I realize that some Calvinists (I think this includes you, it even more likely includes MennoSota) see Lutherans (and all non-Calvinists, which means all Christians prior to John Calvin) as ... well..... not so smart. They are stupid to let Scripture stand, to simply bow to what God says (even if we can't wrap our brains around it), and that if we were smart, we could invent speculations that move beyond what God said to remove the mysteries we find in Scripture. Okay. But again, that's EXACTLY what Protestantism rejected in Catholicism, and the times Catholicism did this, the result didn't conflict with Scripture as boldly as this (old, now abandoned and replaced) Calvinist view - with it's denial that God loved the world, God desires all to be saved, Christ atoned for the sins of the whole world.... I think you can understand how one who respects Scripture might find a WHOLE LOT more problems with Double Predestination (and the other distinctive, new dogmas to make it consistent) than with say the Assumption of Mary or Transubstantiation or Purgatory - all things Calvinism rejects because they are late speculations that go beyond Scripture to remove mysteries in the Bible, that ADD to what the Bible (and all Christianity before it) never states.

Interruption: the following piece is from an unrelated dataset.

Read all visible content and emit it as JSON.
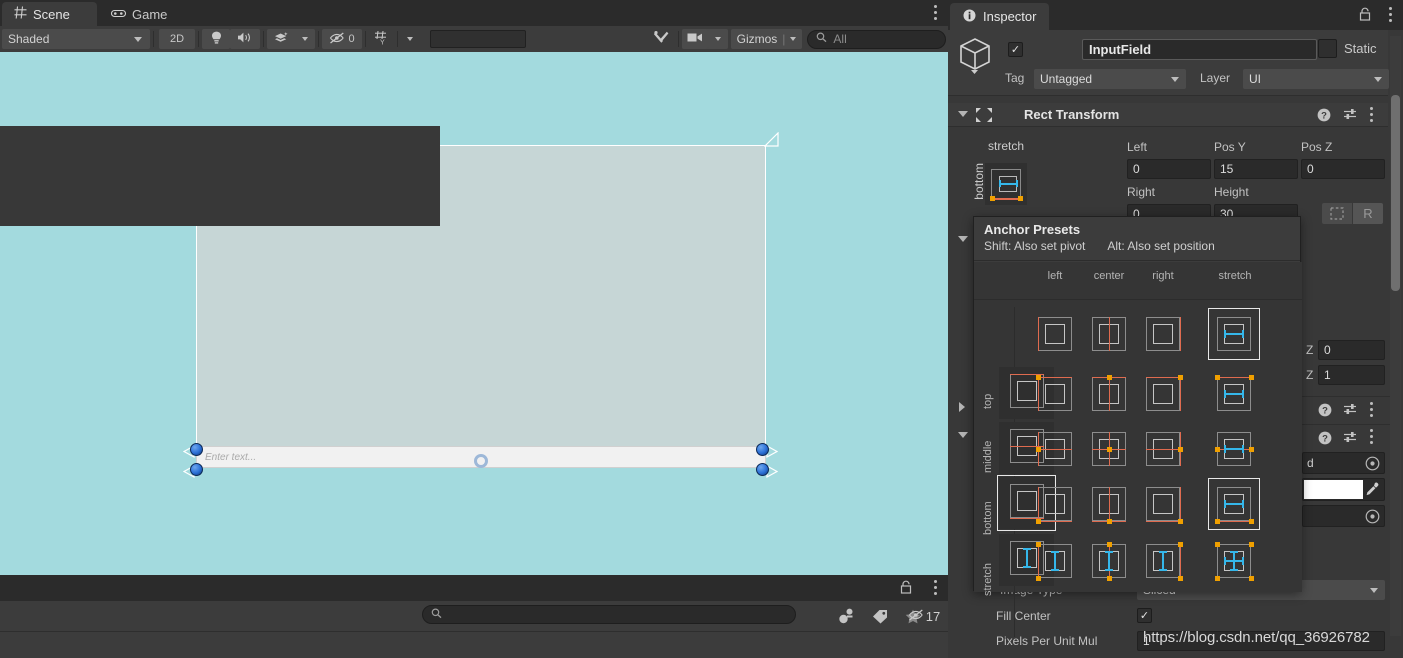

Maybe Lutherans just respect Scripture more? Maybe they just embrace the Sovereignty of God more? Or maybe Lutherans just think less of their own selves (and their ability to tell God what He really should know). Luther said, "Humility is the foundation of all sound theology." Perhaps Calvinists regard that as ... well.... not smart (at least as they)? Perhaps the more Calvinist approach would be, "What makes sense to me is the foundation of all smart theology." ???? Perhaps just very different starting points..... Perhaps.... But then I see the Calvinist rubric as a full return to that of Rome: different new speculations-made-dogma but the same attitude, same rubric, same result. maybe?